Hmac Signatures-Specific Remediation in Spring Boot — concrete code fixes
Remediation focuses on validating and bounding all inputs before they participate in Hmac computation, using constant-time comparison for signatures, and ensuring safe usage of cryptographic libraries. The following examples show a secure pattern for verifying Hmac Signatures in Spring Boot.

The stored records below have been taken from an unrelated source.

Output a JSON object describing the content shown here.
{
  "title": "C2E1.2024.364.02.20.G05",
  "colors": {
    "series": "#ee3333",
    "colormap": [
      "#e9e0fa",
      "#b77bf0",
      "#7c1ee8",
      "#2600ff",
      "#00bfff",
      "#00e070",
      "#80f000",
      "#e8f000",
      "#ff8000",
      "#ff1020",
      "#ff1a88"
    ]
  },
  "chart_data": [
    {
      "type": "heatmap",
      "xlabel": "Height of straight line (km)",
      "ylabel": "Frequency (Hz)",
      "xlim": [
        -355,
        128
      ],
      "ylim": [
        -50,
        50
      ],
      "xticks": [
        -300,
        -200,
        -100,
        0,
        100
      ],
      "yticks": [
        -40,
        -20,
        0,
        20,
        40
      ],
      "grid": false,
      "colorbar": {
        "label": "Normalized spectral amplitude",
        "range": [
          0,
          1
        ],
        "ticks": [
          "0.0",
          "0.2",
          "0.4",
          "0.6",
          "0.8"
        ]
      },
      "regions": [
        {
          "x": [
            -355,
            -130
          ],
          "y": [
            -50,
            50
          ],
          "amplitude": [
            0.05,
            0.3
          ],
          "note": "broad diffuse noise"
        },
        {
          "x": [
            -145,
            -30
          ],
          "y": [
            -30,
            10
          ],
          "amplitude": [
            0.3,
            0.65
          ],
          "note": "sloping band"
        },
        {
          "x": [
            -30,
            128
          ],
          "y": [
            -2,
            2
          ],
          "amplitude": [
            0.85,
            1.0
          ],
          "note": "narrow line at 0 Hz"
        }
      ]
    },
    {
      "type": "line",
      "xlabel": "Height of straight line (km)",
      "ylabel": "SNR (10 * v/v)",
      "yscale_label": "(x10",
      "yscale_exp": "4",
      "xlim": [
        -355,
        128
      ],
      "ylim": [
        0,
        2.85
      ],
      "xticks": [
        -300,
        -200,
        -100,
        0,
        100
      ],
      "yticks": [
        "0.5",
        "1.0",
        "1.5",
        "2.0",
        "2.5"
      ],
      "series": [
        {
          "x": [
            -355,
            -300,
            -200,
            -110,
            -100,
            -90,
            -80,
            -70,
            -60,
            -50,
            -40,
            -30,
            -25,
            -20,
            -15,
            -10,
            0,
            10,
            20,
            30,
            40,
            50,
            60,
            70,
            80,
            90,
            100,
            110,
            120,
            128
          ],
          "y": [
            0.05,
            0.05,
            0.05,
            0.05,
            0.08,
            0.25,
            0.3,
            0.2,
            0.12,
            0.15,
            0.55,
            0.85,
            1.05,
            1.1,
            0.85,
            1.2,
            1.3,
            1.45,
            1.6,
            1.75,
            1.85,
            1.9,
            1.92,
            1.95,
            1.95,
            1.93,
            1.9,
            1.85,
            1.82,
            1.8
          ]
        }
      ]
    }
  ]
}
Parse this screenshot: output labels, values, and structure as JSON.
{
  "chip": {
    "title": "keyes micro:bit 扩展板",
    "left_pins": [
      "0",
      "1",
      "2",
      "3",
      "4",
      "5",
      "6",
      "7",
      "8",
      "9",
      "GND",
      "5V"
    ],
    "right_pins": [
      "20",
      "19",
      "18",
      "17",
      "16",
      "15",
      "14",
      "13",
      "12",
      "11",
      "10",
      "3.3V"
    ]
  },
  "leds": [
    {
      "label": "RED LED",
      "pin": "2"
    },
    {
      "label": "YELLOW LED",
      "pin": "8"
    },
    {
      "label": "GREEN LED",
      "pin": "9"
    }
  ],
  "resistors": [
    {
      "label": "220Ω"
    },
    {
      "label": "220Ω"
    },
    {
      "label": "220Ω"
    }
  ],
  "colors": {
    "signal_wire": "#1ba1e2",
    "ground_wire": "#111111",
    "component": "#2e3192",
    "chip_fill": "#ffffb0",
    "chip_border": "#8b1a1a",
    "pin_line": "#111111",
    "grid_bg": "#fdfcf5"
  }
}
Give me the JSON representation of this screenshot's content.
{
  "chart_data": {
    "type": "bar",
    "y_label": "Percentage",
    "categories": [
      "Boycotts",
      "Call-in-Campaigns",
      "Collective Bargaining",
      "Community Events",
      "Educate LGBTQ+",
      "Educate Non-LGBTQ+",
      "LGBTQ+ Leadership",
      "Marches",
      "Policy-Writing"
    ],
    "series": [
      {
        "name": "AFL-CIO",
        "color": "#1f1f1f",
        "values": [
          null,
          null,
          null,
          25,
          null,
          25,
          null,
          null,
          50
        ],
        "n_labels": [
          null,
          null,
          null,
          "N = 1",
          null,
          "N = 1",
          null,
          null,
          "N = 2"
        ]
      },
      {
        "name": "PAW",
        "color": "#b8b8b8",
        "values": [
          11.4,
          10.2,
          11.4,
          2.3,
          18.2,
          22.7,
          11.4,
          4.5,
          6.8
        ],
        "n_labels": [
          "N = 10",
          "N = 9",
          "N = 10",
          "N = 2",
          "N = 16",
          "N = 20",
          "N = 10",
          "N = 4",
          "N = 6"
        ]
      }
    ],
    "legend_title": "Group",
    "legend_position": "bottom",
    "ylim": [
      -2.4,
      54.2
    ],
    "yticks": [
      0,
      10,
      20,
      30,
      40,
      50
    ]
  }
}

First, define a utility that computes and verifies Hmac safely:
import javax.crypto.Mac;
import javax.crypto.spec.SecretKeySpec;
import java.nio.charset.StandardCharsets;
import java.util.Base64;
import java.util.Arrays;
public class HmacUtil {
private static final String HMAC_ALGORITHM = "HmacSHA256";
public static String computeHmac(String data, String base64Secret) {
byte[] secretBytes = Base64.getDecoder().decode(base64Secret);
Mac mac = Mac.getInstance(HMAC_ALGORITHM);
mac.init(new SecretKeySpec(secretBytes, HMAC_ALGORITHM));
byte[] rawHmac = mac.doFinal(data.getBytes(StandardCharsets.UTF_8));
return Base64.getEncoder().encodeToString(rawHmac);
}
public static boolean verifyHmac(String data, String receivedSignature, String base64Secret) {
String computed = computeHmac(data, base64Secret);
return MessageDigest.isEqual(computed.getBytes(StandardCharsets.UTF_8),
receivedSignature.getBytes(StandardCharsets.UTF_8));
}
}
Second, in your controller, validate and bound the payload before using it in Hmac operations:
import org.springframework.http.ResponseEntity;
import org.springframework.web.bind.annotation.PostMapping;
import org.springframework.web.bind.annotation.RequestBody;
import org.springframework.web.bind.annotation.RequestHeader;
import org.springframework.web.bind.annotation.RestController;
@RestController
public class OrderController {
private static final int MAX_BODY_LENGTH = 1024 * 256; // 256 KB
@PostMapping("/order")
public ResponseEntity createOrder(
@RequestBody byte[] rawBody,
@RequestHeader("X-Signature") String signatureHeader) {
if (rawBody.length > MAX_BODY_LENGTH) {
return ResponseEntity.badRequest().body("Payload too large");
}
String data = new String(rawBody, StandardCharsets.UTF_8);
String secret = System.getenv("HMAC_SECRET"); // securely injected
if (!HmacUtil.verifyHmac(data, signatureHeader, secret)) {
return ResponseEntity.status(401).body("Invalid signature");
}
// process verified data
return ResponseEntity.ok("Accepted");
}
}
Key practices reflected in these examples:
- Bound input length before processing to avoid resource exhaustion.
- Use
MessageDigest.isEqualfor constant-time signature comparison to prevent timing attacks. - Decode secret from a secure source and use strong algorithms like HmacSHA256.
- Reject payloads that exceed a reasonable size rather than processing them incrementally in a way that may trigger native memory issues.
middleBrick’s scans validate these patterns by checking the Encryption and Unsafe Consumption findings, ensuring that Hmac implementations avoid weak algorithms, unsafe deserialization, and unbounded input handling.